Media ownership transparency has become a goal of media reform advocates on both sides of the Atlantic, but is often simplistically presented as a solution to problems in media performance.

As I have shown in my research over time, it is not the form of ownership that matters, but the owners themselves. There are good and bad corporate owners, good and bad private owners, good and bad family owners, and good and bad foundation owners. And many owners whose media perform badly on issues of social service and public interest don’t care if the public knows who they are.
This is not to oppose making it easier for the public to know who the owners are—in some cases (especially in southeast Europe) owners sometimes hide behind shell companies, investment firms holding their shares, and even individuals fronting for them. Gaining transparency may help identify consolidation and concentration for antitrust and pluralism analyses, but lifting those veils alone is not going to solve the issue that some media owners operate media for political or personal financial gain in ways that harm the public.
The continued focus on ownership also masks the fact that many other factors create influences on media and their content. A company doesn’t have to be owned to be controlled.
Those who provide media revenue and lend media companies money matter.
The desires of advertisers skew content so that media serve more desirable demographic groups and produce a content environment that best suits their messages. It leads the media to exercise care, or ignore, news that will offend major advertisers. In some countries advertising from state enterprises and private firms is dependent upon a paper or broadcaster supporting or not challenging political figures or ruling parties. Unfortunately, in many cases, media companies and journalists comply.

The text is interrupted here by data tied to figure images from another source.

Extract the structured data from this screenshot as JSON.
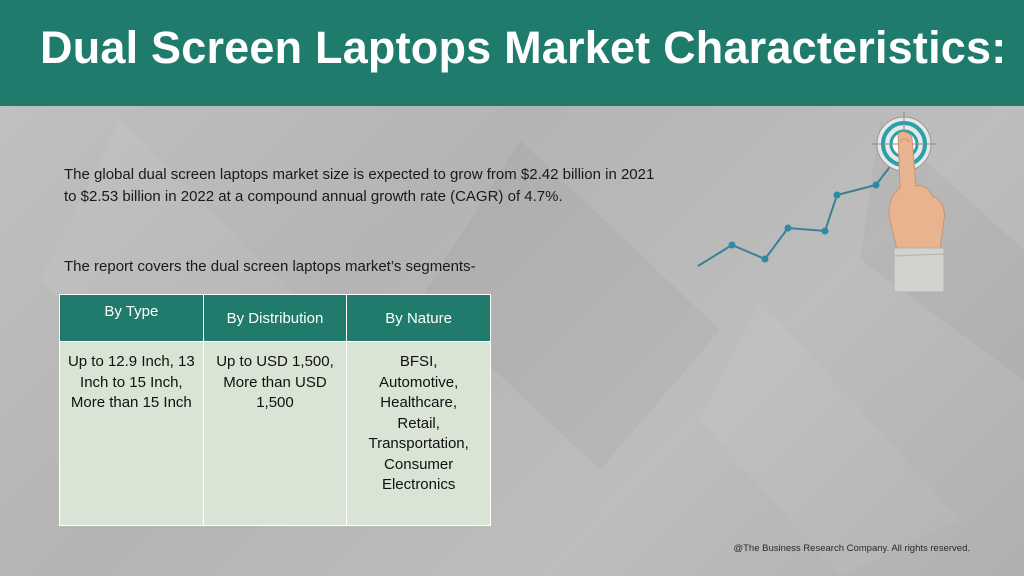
{
  "header": {
    "title": "Dual Screen Laptops Market Characteristics:"
  },
  "intro": {
    "text": "The global dual screen laptops market size is expected to grow from $2.42 billion in 2021 to $2.53 billion in 2022 at a compound annual growth rate (CAGR) of 4.7%."
  },
  "segments": {
    "intro": "The report covers the dual screen laptops market’s segments-",
    "columns": [
      {
        "header": "By Type",
        "content": "Up to 12.9 Inch, 13\nInch to 15 Inch,\nMore than 15 Inch"
      },
      {
        "header": "By Distribution",
        "content": "Up to USD 1,500,\nMore than USD\n1,500"
      },
      {
        "header": "By Nature",
        "content": "BFSI,\nAutomotive,\nHealthcare,\nRetail,\nTransportation,\nConsumer\nElectronics"
      }
    ]
  },
  "graphic": {
    "icon": "growth-chart-with-target-and-hand-icon",
    "line_color": "#3d7f93",
    "target_color": "#2aa0a8"
  },
  "footer": {
    "copyright": "@The Business Research Company. All rights reserved."
  }
}
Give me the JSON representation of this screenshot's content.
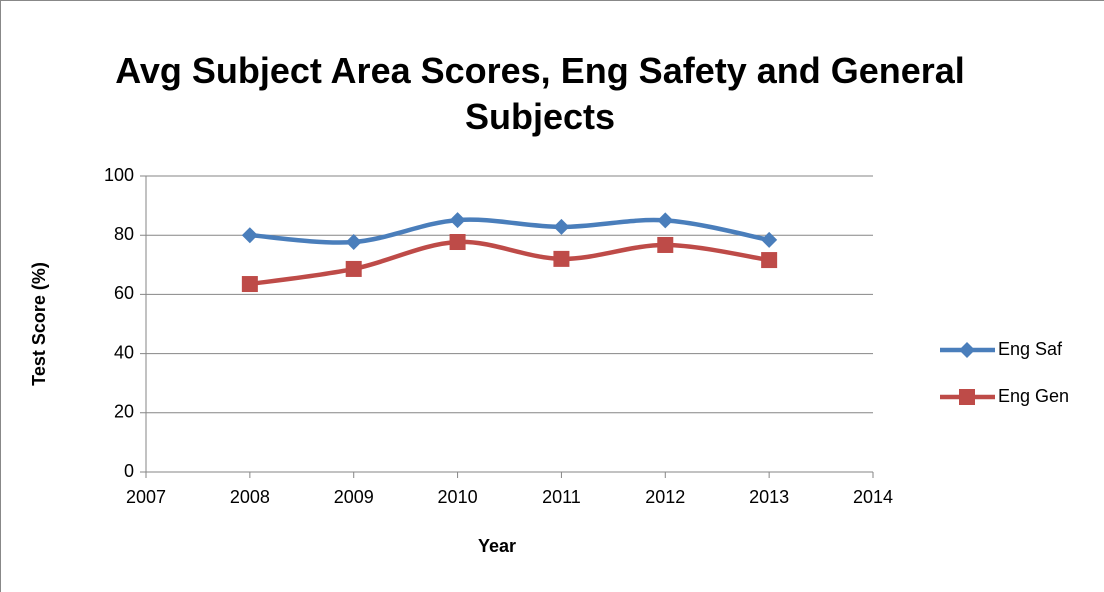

Banks and other lenders that holds the debt of a media company are also in powerful positions to influence media managers, choices of the company, and content. The larger the debt, the greater the influence because it is harder to replace the firm lending the money.
Media firms owned by industrial conglomerates matter.
Government contracts given to firms that own media can influence the news content published or broadcast. In many countries defense contractors, construction companies, banks, and service firms own media. These firms receive large public contracts to supply equipment, construct buildings and roads, handle government finance, and support government operations. In these cases, the media keep the companies in the minds of politicians and the governments and the lucrative contracts keep the media from being too troublesome to the politicians and the government.
Creating media independent of economic influences is impossible. While ownership does matter, and transparency may have virtue, a host of control issues come into play that will never be addressed by merely being transparent about who owns a media firm.